# Is the distance between two elements of a normed vector space at least the distance between their projections on the unit ball?

I am stuck on the following question which I am having some difficulty with. Any help is much appreciated.

Let $X$ be a normed vector space and define the projection onto the unit ball as $\pi(x)$ = $x/||x||$ for $x \in X \setminus \{0\}$. Let $x,y \in X \setminus \{0\}$ with $||x||,||y|| \geq 1$. Must it be the case that we have $||\pi(x) − \pi(y)|| \leq ||x − y||$?

I can't seem to find a counterexample so am trying to go for a proof. So far the only observation I have been able to make is this:

WLOG we can take $||x|| \leq ||y||$. We may also WLOG take $||x|| = 1$ as otherwise we can replace $x$ with $x' = x/||x||$ and $y$ with $y' = y/||x||$ which does not affect the L.H.S of our inequality which reducing the R.H.S which only makes the inequality more strict. Hence the problem reduces to showing $||x-\pi(y)|| \leq ||x-y||$ with $||x|| = 1$ and $||y|| \geq 1$.

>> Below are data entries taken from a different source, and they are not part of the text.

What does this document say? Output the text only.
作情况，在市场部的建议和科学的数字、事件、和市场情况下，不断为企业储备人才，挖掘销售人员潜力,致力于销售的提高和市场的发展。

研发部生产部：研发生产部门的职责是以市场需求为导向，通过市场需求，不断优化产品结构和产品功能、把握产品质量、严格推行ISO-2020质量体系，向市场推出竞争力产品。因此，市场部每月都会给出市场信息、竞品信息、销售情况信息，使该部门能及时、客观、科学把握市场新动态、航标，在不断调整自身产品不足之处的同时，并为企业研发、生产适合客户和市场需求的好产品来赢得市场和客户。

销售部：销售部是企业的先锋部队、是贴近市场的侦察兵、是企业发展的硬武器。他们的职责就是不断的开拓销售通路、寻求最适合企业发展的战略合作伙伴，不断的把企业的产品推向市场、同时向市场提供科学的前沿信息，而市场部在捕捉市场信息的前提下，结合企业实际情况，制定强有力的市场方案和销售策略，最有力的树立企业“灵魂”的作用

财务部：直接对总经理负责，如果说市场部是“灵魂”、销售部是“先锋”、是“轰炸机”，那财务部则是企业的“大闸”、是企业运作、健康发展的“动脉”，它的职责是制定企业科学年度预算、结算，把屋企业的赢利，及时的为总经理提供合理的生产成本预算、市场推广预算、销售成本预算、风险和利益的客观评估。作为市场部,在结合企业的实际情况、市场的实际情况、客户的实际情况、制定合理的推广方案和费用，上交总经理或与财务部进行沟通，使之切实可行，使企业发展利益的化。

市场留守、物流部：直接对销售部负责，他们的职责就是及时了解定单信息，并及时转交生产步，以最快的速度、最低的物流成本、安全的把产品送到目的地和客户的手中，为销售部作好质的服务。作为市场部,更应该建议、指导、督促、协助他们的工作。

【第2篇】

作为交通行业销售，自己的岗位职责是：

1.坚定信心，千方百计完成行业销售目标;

If we have $||y|| \geq 3$ then we can use the triangle inequality twice to show this. However I can't find a proof using just $||y|| \geq 1$. How should I proceed?

• Why WLOG we can take $||x||=1$ ? – Jakobian Aug 29 '18 at 13:39
• @Rumpelstiltskin Otherwise as $||y|| \geq ||x||$ we can scale down both $x,y$ which reduces the R.H.S but keeps the L.H.S the same so if the inequality did not hold before the rescaling it would not hold after it as well. So we just need to prove the result for the rescaled version. – Abdul Hadi Khan Aug 29 '18 at 13:44
• By scaling, do you mean dividing the whole inequality by $||x||$ ? But then LHS will change – Jakobian Aug 29 '18 at 13:49
• @Rumpelstiltskin We can replace $x$ with $x' = x/||x||$ and $y$ with $y' = y/||x||$. Then as $||y|| \geq ||x|| \implies ||y'|| \geq 1$ and $||x'|| = 1$. However we still have $\pi(x') = \pi(x)$ and $\pi(y') = \pi(y)$ but $||x'-y'|| = ||x/||x||-y/||x|||| = ||x-y||/||x|| \leq ||x-y||$. So if $||\pi(x)-\pi(y)|| \leq ||x-y||$ did not hold neither would $||\pi(x')-\pi(y')|| \leq ||y'-x'||$. So a proof of $||\pi(x')-\pi(y')|| \leq ||y'-x'||$ would also get that $||\pi(x)-\pi(y)|| \leq ||y-x||$. Hence we can reduce the problem to the $x',y'$ case or equivalently rename to $x,y$ and take $||x|| = 1$. – Abdul Hadi Khan Aug 29 '18 at 13:58
• You can get proper norm bars by using \| instead of ||. – joriki Aug 29 '18 at 15:24

Not true in general, as balls are not necessarily round. Take for instance $X=\mathbb R^2$ with $$\|x\|_\infty=\max\{|x_1|,|x_2|\}.$$ Choose $$x=(1,3/4), \ \ \ y =(1/4,5/4)$$ Then $\|x\|=1$, and $$\|x-y\|=3/4,\ \ \ \|x-y/\|y\|\|=4/5$$
The answer is negative. The operator norms of the two matrices below are equal to $1$: $$A=\pmatrix{1&0\\ 0&0},\ B=(\sqrt{2}-1)\pmatrix{2&1\\ 1&0}.$$ However, numerically we have $\|A-B\|=0.50879>0.50406=\|A-\frac{17}{16}B\|$. So, a counterexample is exhibited by putting $(x,y)=(A,\frac{17}{16}B)$.